A ideia de narrativa está presente na cultura do homem desde os seus primórdios, nas

primeiras civilizações. Por meio de gestos, grunhidos e pinturas rupestres, por exemplo, era

possível representar a cultura de uma época (GOMES, 2005).

De acordo com Cagliari (2009), os primeiros indícios de sistemas de escrita

originaram da Suméria e foram influenciados pelos povos da Mesopotâmia (p. 1). É plausível

pensar, inclusive, que os primeiros sinais de interação entre os seres humanos - que foram

desenvolvidos a partir da necessidade de se viver em sociedade - também incorporaram

diferentes métodos de narrar o mundo a sua volta.

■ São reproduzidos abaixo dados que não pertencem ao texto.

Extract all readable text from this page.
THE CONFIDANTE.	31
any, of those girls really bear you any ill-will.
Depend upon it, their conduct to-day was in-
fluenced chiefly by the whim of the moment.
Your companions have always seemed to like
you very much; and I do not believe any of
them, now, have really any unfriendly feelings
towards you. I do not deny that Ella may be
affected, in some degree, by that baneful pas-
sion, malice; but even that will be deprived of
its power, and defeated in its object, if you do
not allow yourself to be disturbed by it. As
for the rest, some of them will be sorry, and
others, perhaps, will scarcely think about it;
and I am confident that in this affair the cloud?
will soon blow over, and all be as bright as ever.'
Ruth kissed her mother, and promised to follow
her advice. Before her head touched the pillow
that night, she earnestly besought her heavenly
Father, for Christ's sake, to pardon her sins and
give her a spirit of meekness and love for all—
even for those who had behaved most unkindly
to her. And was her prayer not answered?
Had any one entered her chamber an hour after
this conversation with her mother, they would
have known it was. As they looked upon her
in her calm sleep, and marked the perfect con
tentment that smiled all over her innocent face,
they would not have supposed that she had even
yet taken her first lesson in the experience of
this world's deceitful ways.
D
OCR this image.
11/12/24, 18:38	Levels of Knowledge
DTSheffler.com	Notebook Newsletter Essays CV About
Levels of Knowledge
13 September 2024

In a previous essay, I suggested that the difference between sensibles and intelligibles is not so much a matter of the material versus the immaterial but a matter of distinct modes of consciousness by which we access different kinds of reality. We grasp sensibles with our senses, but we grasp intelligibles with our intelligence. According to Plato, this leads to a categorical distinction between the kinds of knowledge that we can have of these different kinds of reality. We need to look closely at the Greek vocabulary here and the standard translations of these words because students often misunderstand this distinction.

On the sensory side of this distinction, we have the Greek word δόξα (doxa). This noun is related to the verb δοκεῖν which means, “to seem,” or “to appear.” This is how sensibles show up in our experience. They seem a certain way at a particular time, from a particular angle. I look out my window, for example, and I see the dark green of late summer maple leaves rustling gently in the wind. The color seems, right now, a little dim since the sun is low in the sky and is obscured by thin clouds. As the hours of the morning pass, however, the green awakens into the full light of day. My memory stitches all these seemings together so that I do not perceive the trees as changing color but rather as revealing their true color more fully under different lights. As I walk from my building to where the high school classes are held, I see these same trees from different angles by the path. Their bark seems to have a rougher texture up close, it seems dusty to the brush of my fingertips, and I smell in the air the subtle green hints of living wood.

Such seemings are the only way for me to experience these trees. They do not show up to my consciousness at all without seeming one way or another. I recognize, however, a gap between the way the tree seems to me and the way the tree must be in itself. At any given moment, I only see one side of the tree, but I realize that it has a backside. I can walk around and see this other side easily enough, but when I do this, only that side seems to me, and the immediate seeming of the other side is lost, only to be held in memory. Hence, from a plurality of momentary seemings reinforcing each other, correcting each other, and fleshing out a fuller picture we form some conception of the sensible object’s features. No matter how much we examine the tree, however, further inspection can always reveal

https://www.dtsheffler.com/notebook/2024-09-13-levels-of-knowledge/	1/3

Quando o homem ensinava para os mais novos as noções de poder, caça,

sobrevivência e demais tópicos pertinentes à época, a linguagem utilizada era transmitida por

meio de exemplos vividos, histórias e situações enfrentadas pela geração anterior. Toda essa

vivência foi crucial para o perpetuar da espécie, pois ao aprender com a geração passada, a

geração posterior atuava com uma carga cultural acumulativa. Por exemplo, após

compreender que para capturar certo animal era necessário um número mínimo de cinco

homens, a ação de caça tornava-se mais fácil. Entretanto, talvez para a geração anterior,

chegar a essa conclusão pode ter custado a vida de membros daquela comunidade. Nesse

âmbito, a narrativa foi elementar para que a espécie se perpetuasse.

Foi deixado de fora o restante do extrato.